McLaren Racing CEO Zak Brown offered O’Ward the endangerment to test the MCL35M if he won his first IndyCar race this year, and duly kept his promise without an IndyCar season in which O’Ward secured two victories. Despite months of preparation and simulator time, the 22-year-old said he is struggling comprehend how the car can be so fast.

“I’m in loss of words well-nigh today,” O’Ward said. “The experience, and first of all the opportunity, is rare, once in a lifetime, but… wow! Like, wow! These cars are ridiculous. I was expecting crazy and insane, and this is crazy and insane times 10! The capabilities of what these cars are capable of is… I don’t know how.

“I thought the IndyCar was fast and… my eyes… it was just crazy, man, I don’t know what else to say. Since the first lap, as soon as I went out, I felt the power and the grip, the braking. The thing does whatever you want it to do.

“When you take it to the limit it might not be doing unrepealable things you want it to do a bit better, but whenever you start tweaking it here and there, there’s so many things to help you get a largest wastefulness on what you currently might have or whatever. But, man, wow. Like, insane. What a unconfined experience, and what a car!

“This is the weightier wits I’ve overly had in a race car in my life. I don’t think anything has come tropical to it in terms of driving, in terms of feeling what it’s capable of, in feeling its limits, nothing comes tropical to it. The feeling for example an IndyCar gives you is crazy, but you get into this and just the way it’s worldly-wise to do everything so fast, and everything is so compressed, it’s like a video game. It’s unreal.

“I have to say to pericope the last bit of it for sure it takes a lot increasingly transferral with the car.

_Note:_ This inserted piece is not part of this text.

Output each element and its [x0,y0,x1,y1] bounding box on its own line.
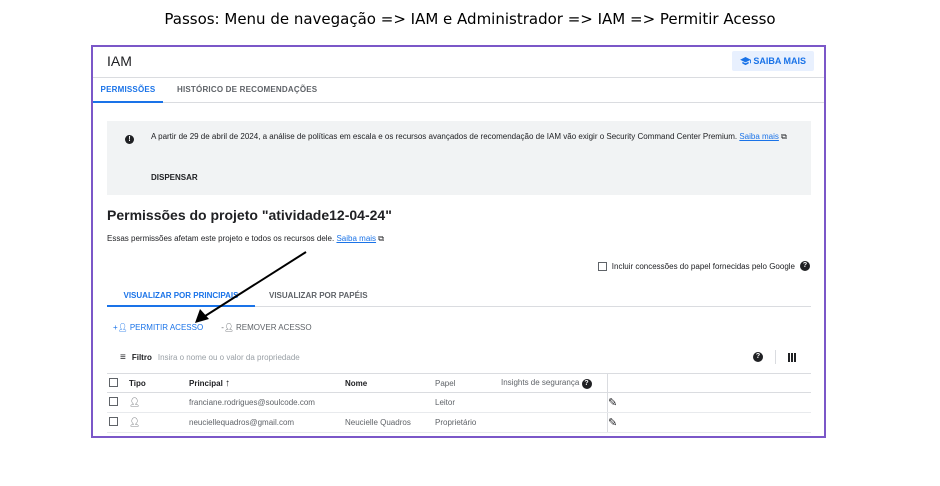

I didn’t get to the limit in unrepealable areas, I did in others. It’s normal, it’ll take time to build what it’s capable of and not go over the limit. I didn’t want to go ‘you know I’ve got big balls, let me just send it’ and end up in the wall.”

O’Ward did get time to run the softest tire compounds on low fuel late on Tuesday and ended up fourth overall – less than 0.1s off Liam Lawson in second place – but says his fitness is what forfeit him a quicker lap time.

“I’m a bit annoyed, as I know I had a bit increasingly pace than what I ended with, at least with the soft, putting a lap together. I got a pretty solid one with mediums, the C4, but with the C5 I did three flyers but I did my weightier sectors on variegated laps so I didn’t get one lap of putting everything together, which I know would come with time and knowing the car and tires a bit more.

“It just feels so good! The transpiration of direction, the downforce, the stopping power – it’s unlike anything. Nothing I’ve driven comes tropical to this. Not plane a hint. It is unbelievable. So cool.

“Honestly,at the end of the day, flipside part where I didn’t get everything together on one lap is, I was well-nigh to lose my head. Man, my neck is destroyed. In the morning I got to a good point, but then we did some race running surpassing we did some qualifying runs at the end, and as soon as we put the softs on and we went through the fast corners my throne was well-nigh to (give up).

“The issue for me – and I know where I lost some time – is the corners where you’re limited by neck strength, which I knew was going to be a problem, at least at the end of the day, as it’s completely variegated to what’s misogynist to momentum out there. So my last few laps were definitely… I was like looking lanugo with my vision up, trying to see where I was going at 180mph, looking straight lanugo in Turn 9!”